Happy 25th Anniversary to the Exxon Valdez oil spill. Those were some good times. What did biologists discover from it? That the oil industry is horrible for wildlife:
Scientists had traditionally believed that oil basically had to cover an animal or embryo to hurt it. But the evidence they saw in Alaska suggested it didn’t take much oil to do a lot of damage. And that damage could manifest in different ways.
For example, oil under rocks and in sediments contaminated clams that sea otters ate. It didn’t kill the otters outright: Wildlife biologist Dan Esler of the U.S. Geological Survey says it shortened otters’ lives and suppressed the population for 20 years.
“The understanding that lingering oil could have chronic effects on wildlife populations was a new and important finding, and one that we did not anticipate at the time that we started the research,” Esler says.
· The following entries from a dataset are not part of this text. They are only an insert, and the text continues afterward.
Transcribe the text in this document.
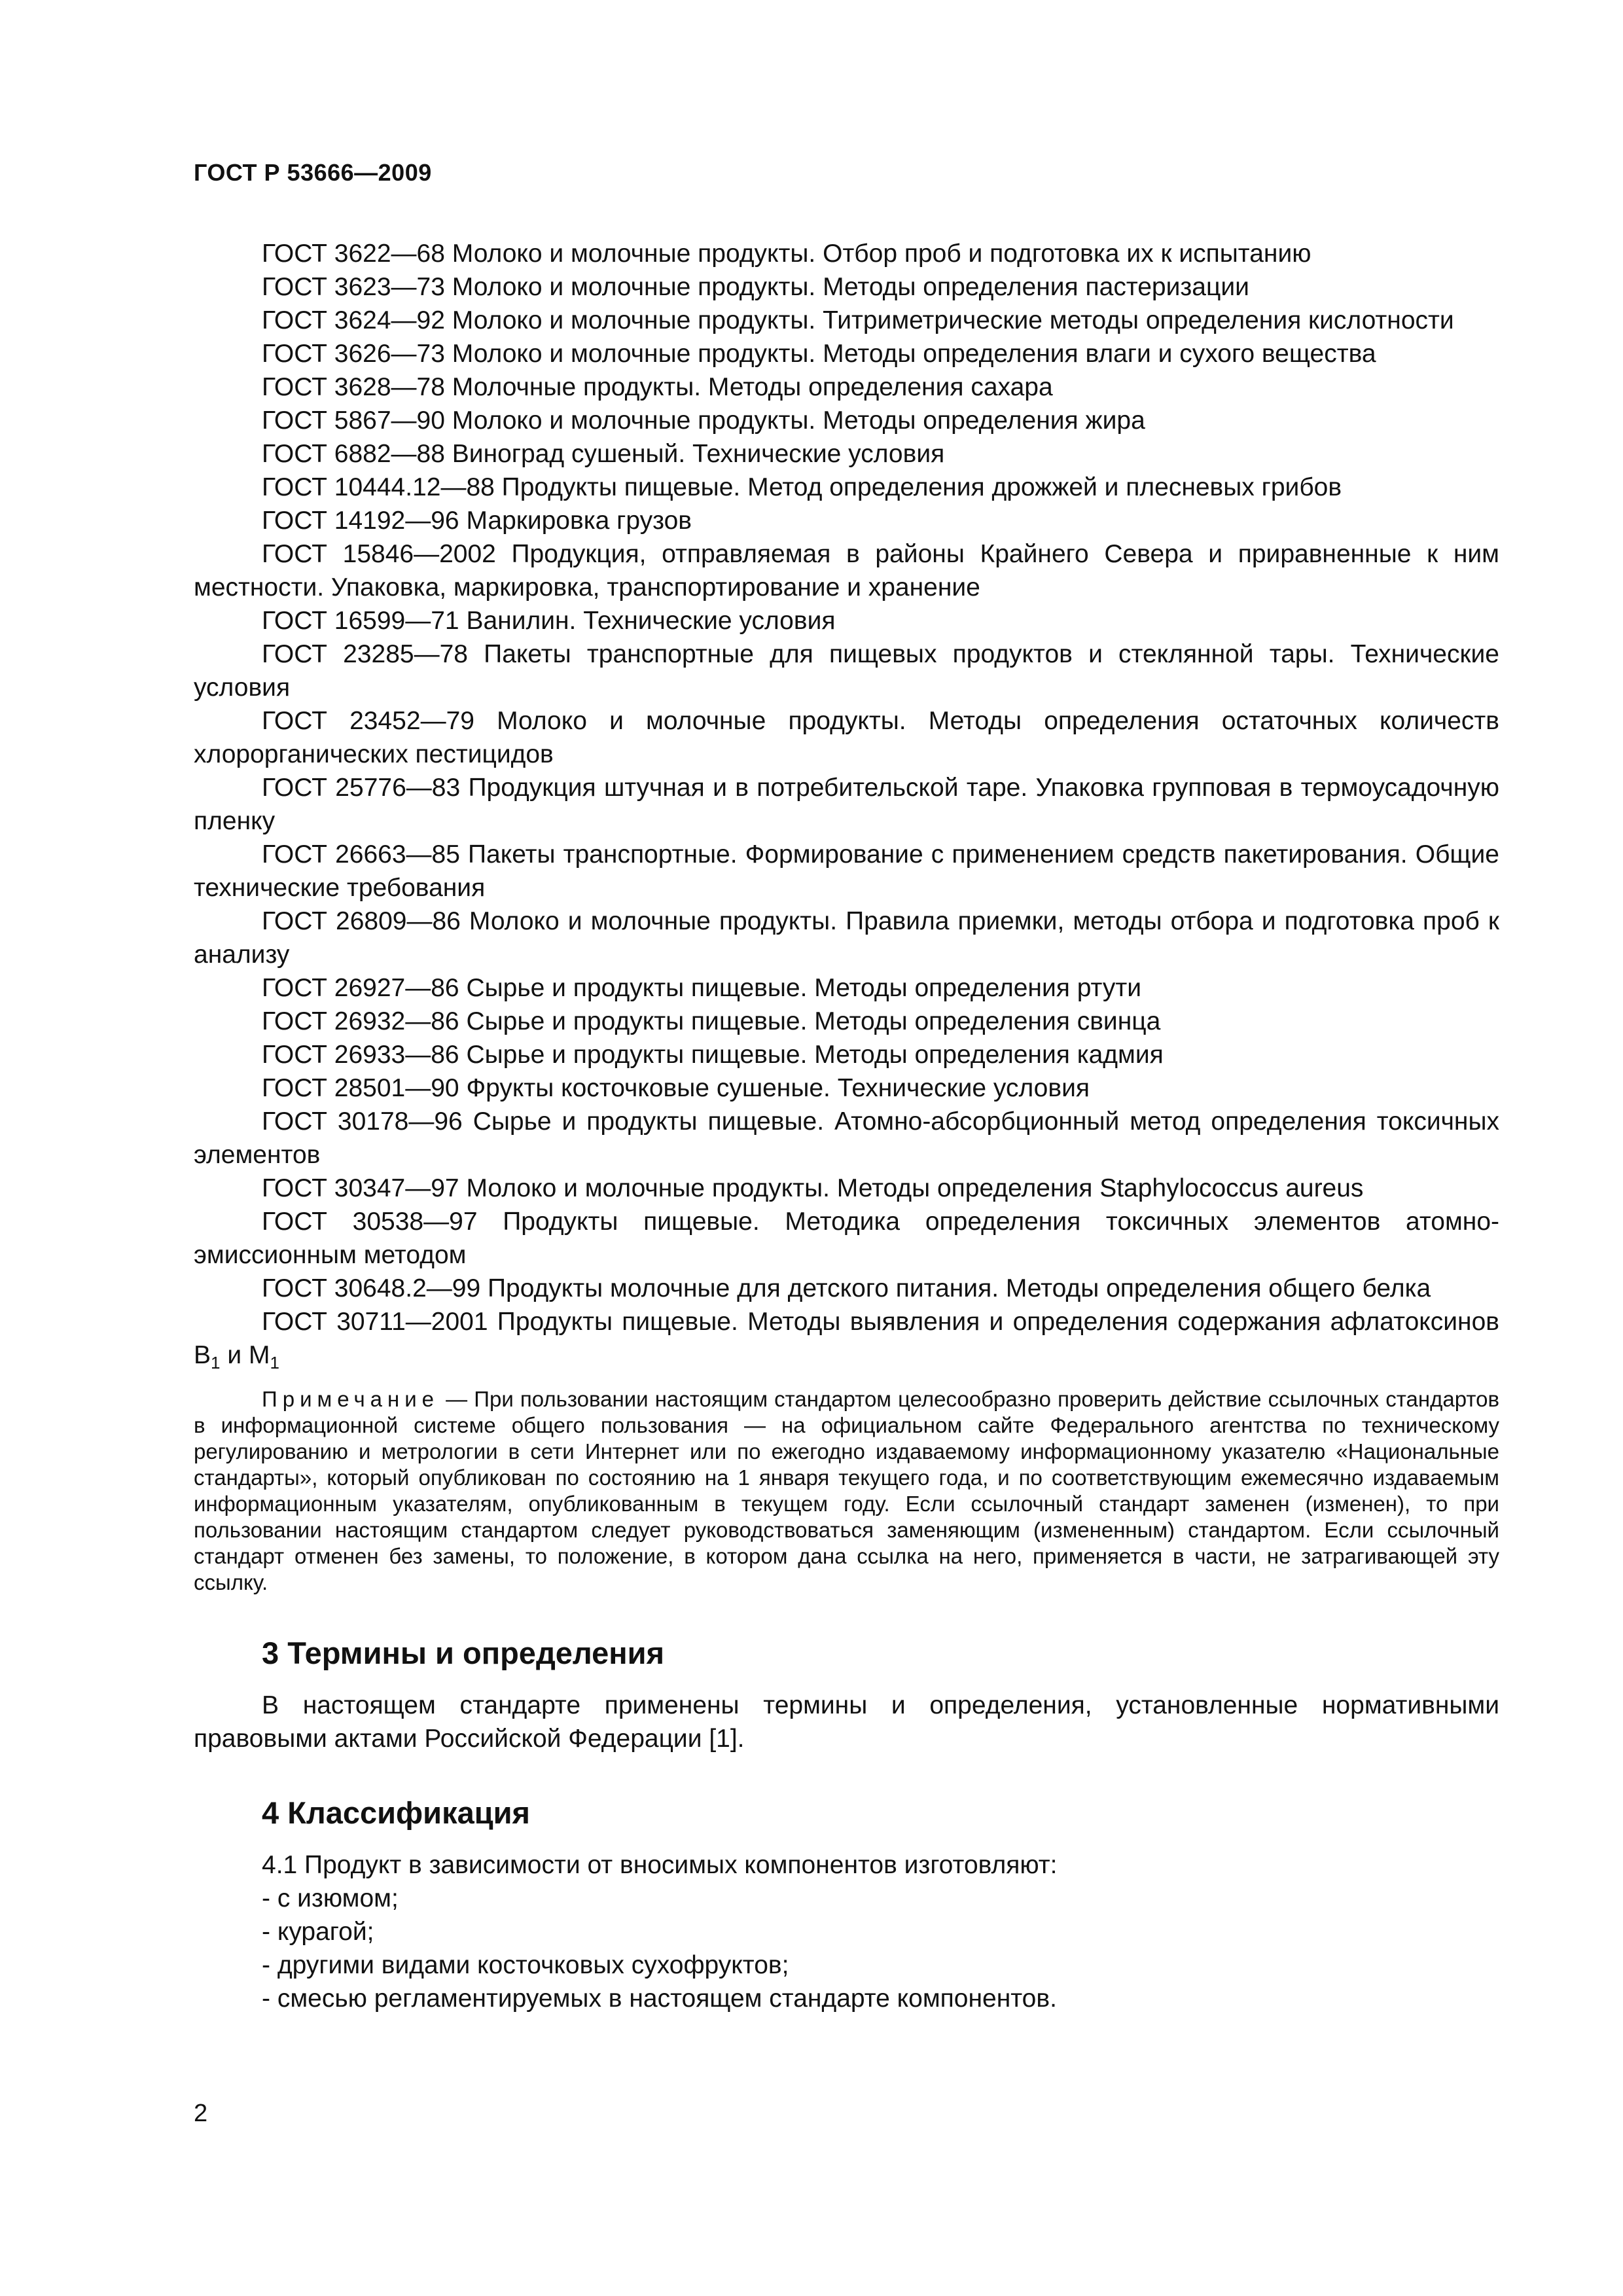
ГОСТ Р 53666—2009

ГОСТ 3622—68 Молоко и молочные продукты. Отбор проб и подготовка их к испытанию

ГОСТ 3623—73 Молоко и молочные продукты. Методы определения пастеризации

ГОСТ 3624—92 Молоко и молочные продукты. Титриметрические методы определения кислотности

ГОСТ 3626—73 Молоко и молочные продукты. Методы определения влаги и сухого вещества

ГОСТ 3628—78 Молочные продукты. Методы определения сахара

ГОСТ 5867—90 Молоко и молочные продукты. Методы определения жира

ГОСТ 6882—88 Виноград сушеный. Технические условия

ГОСТ 10444.12—88 Продукты пищевые. Метод определения дрожжей и плесневых грибов

ГОСТ 14192—96 Маркировка грузов

ГОСТ 15846—2002 Продукция, отправляемая в районы Крайнего Севера и приравненные к ним местности. Упаковка, маркировка, транспортирование и хранение

ГОСТ 16599—71 Ванилин. Технические условия

ГОСТ 23285—78 Пакеты транспортные для пищевых продуктов и стеклянной тары. Технические условия

ГОСТ 23452—79 Молоко и молочные продукты. Методы определения остаточных количеств хлорорганических пестицидов

ГОСТ 25776—83 Продукция штучная и в потребительской таре. Упаковка групповая в термоусадочную пленку

ГОСТ 26663—85 Пакеты транспортные. Формирование с применением средств пакетирования. Общие технические требования

ГОСТ 26809—86 Молоко и молочные продукты. Правила приемки, методы отбора и подготовка проб к анализу

ГОСТ 26927—86 Сырье и продукты пищевые. Методы определения ртути

ГОСТ 26932—86 Сырье и продукты пищевые. Методы определения свинца

ГОСТ 26933—86 Сырье и продукты пищевые. Методы определения кадмия

ГОСТ 28501—90 Фрукты косточковые сушеные. Технические условия

ГОСТ 30178—96 Сырье и продукты пищевые. Атомно-абсорбционный метод определения токсичных элементов

ГОСТ 30347—97 Молоко и молочные продукты. Методы определения Staphylococcus aureus

ГОСТ 30538—97 Продукты пищевые. Методика определения токсичных элементов атомно-эмиссионным методом

ГОСТ 30648.2—99 Продукты молочные для детского питания. Методы определения общего белка

ГОСТ 30711—2001 Продукты пищевые. Методы выявления и определения содержания афлатоксинов $B_1$ и $M_1$

Примечание — При пользовании настоящим стандартом целесообразно проверить действие ссылочных стандартов в информационной системе общего пользования — на официальном сайте Федерального агентства по техническому регулированию и метрологии в сети Интернет или по ежегодно издаваемому информационному указателю «Национальные стандарты», который опубликован по состоянию на 1 января текущего года, и по соответствующим ежемесячно издаваемым информационным указателям, опубликованным в текущем году. Если ссылочный стандарт заменен (изменен), то при пользовании настоящим стандартом следует руководствоваться заменяющим (измененным) стандартом. Если ссылочный стандарт отменен без замены, то положение, в котором дана ссылка на него, применяется в части, не затрагивающей эту ссылку.
3 Термины и определения

В настоящем стандарте применены термины и определения, установленные нормативными правовыми актами Российской Федерации [1].

4 Классификация

4.1 Продукт в зависимости от вносимых компонентов изготовляют:

- с изюмом;

- курагой;

- другими видами косточковых сухофруктов;

- смесью регламентируемых в настоящем стандарте компонентов.

2
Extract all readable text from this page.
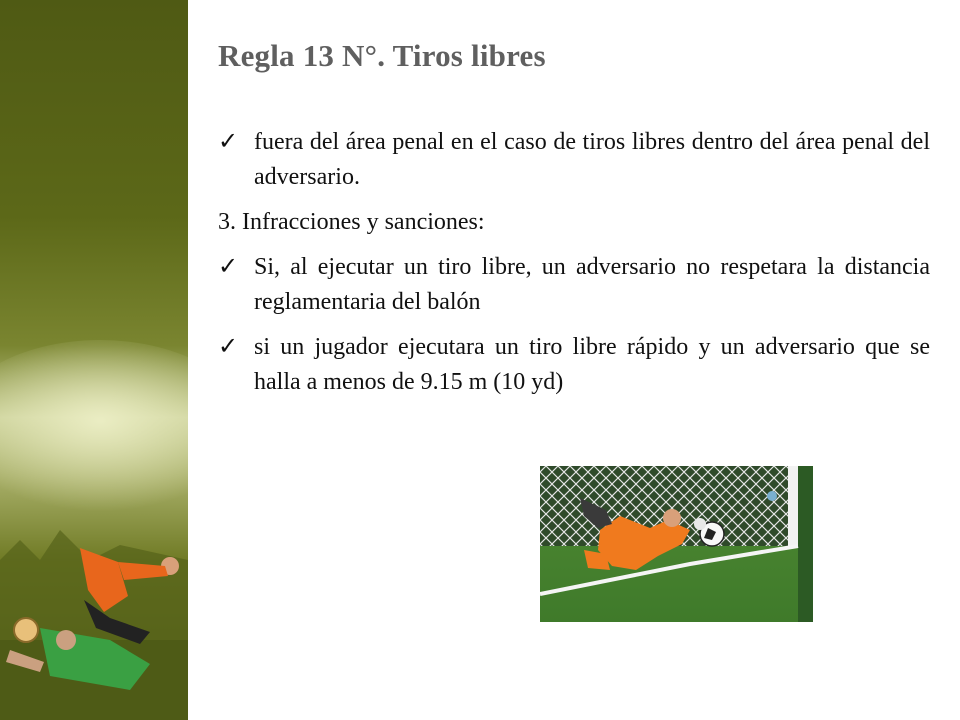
Regla 13 N°. Tiros libres
✓ fuera del área penal en el caso de tiros libres dentro del área penal del adversario.
3. Infracciones y sanciones:
✓ Si, al ejecutar un tiro libre, un adversario no respetara la distancia reglamentaria del balón
✓ si un jugador ejecutara un tiro libre rápido y un adversario que se halla a menos de 9.15 m (10 yd)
Through years of research, scientists discovered another unexpected effect, this time related to fish eggs. The clue came from pink salmon, which weren’t doing well even years after the spill. To figure out why, Rice’s team exposed pink salmon embryos to tiny amounts of oil.
“We were dosing them with oil that you couldn’t see [and] you couldn’t smell. But we were doing it for a really long time,” Rice says. “And six months later, they had abnormalities.”
Rice says it was one of the many “wows” that came from his years heading up a NOAA team researching the spill’s effects.
But hey, I’m sure everything is back to normal in the Gulf after the BP spill and that we should continue right on drilling like nothing ever happened.